Skadi essuyait la lame de sa dague dans la fourrure blanche de sa tunique. Elle aurait préféré qu'il se fût agit de Njörd. Son premier mari avait été une brute infâme et il n'aurait pas mérité davantage que de gésir ainsi, anonyme, sa mortalité exposée aux yeux de tous, dévoré par des êtres qui ne distingueraient pas sa carcasse d'une autre.
Le cheval de Vidar s'était enfuit et son retour alerterait bientôt toute la forteresse. Skadi s'enfonça dans la Forêt de Fer sans perdre une minute de plus. Elle n’avait pas le temps pour les regrets. Vidar en aurait-il eu à sa place ? En avait-il jamais eu pour qui que ce soit ? Pourtant, Skadi tremblait. Elle tremblait, en dépit de toute la hargne canalisée dans son poing. Son corps sec palpitait, habité par la pulsation affolée d'un organe longtemps réduit au silence, et qui lui écrasait les poumons contre les côtes. Cela faisait bien longtemps que Skadi entassait ses émotions comme autant de pierres au fond d'un lac. Mais le lac commençait à déborder. Elle dû s’arrêter. Le temps de se gorger de l'agréable fraîcheur de l'air et de son odeur de mousse humide. Elle enragea en sentant des larmes chaudes sur ses joues. Elle les chassa avec dégoût. Il lui fallait se montrer plus entêtée que ce corps qui défaillait, plus tenace. Aussi, poursuivit-elle sa route en ignorant le nœud dans ses entrailles et la boule qui enflait dans sa gorge.
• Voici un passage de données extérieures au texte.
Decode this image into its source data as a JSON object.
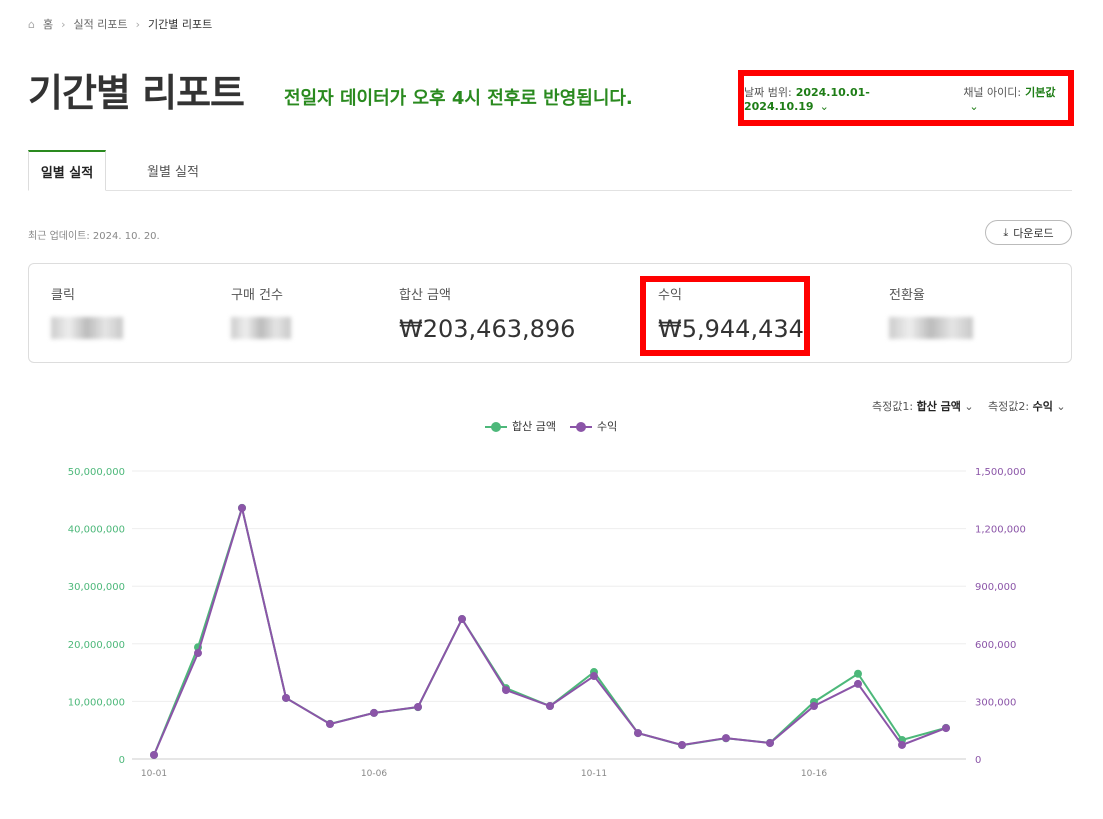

Quand la cabane de Tanagra se présenta sur le bord du sentier, la Panthère s’était recomposé une expression neutre. Après un dernier coup d'œil par-dessus son épaule, et une grande inspiration, Skadi poussa la porte et se faufila à l’intérieur. Tanagra et Torunn étaient assises à table, les mains pressées autour d'un bol de tisane. L'inquiétude durcit les traits de l’Elfe.
« Skadi, Skadi... Tu es... Ô Skadi, que s'est-il passé ? demanda-t-elle en venant à sa rencontre. Ce sang sur ta…
— Que s'est-il passé ? demanda Torunn.
— Il faut partir, pressa Skadi en se dégageant de l'étreinte de Tanagra.
Elle se mit à arpenter l'espace exigu de la cabane à grands pas, avec la semblance d'une renarde prise au piège. Son regard blanc suspectait chaque ombre, chaque recoin. A la voir si nerveuse, Tanagra n'osa plus la toucher. Elle connaissait la nature de Skadi et l'intelligence de son instinct. Sans protester davantage, elle s'empara d'une grande poche en cuir tanné et la remplit ; de vêtements, de robes et d'étoles, d’une couverture, de bocaux poussiéreux méticuleusement sélectionnés et de ces petites babioles qui rassurent les sorcières superstitieuses.
« Ils n'ont pas accepté le marché, n'est-ce pas ? S’enquit Torunn
— Loki a foiré !
— Où est-il ?
— J'espère pour lui qu'il est déjà loin. Cet imbécile a attiré Vidar sur ses talons !
— C'est... c'est son sang, sur toi ? demanda Tanagra avec prudence.
— Quand ils le retrouveront, ils débarqueront ici.
— Je ne partirai pas avant d'avoir obtenu ce que je suis venue chercher, prévint Torunn.
— C’est sur notre trajet, rétorqua Skadi avec agacement. Dépêche-toi !
Les préparatifs s'éternisaient trop à son goût. Avec tout ce qu'elle y mettait depuis tout à l'heure, comment cela se faisait-il que le sac de Tanagra ne soit pas déjà plein ? Que faisait-elle ? Ses gestes ralentissaient. L'Elfe se laissa choir sur sa chaise, le front luisant de sueur.
« Torunn, va faire le guet ! ordonna Skadi.
La sorcière les regarda, tour à tour, et, après avoir rassemblé ses quelques affaires, s’exécuta.
« Dépêchez-vous ou j'irais seule trancher la gorge à ce sale rat !
— Tu n'as pas intérêt ! »
Skadi la suivit des yeux et écouta le bruissement de ses pas jusqu'à s'assurer de sa bonne distance. C'est seulement là qu'elle s'assit aux côtés de Tanagra et qu'elle pressa vivement sa main ; cette main qu'elle ne supportait pas de voir trembler.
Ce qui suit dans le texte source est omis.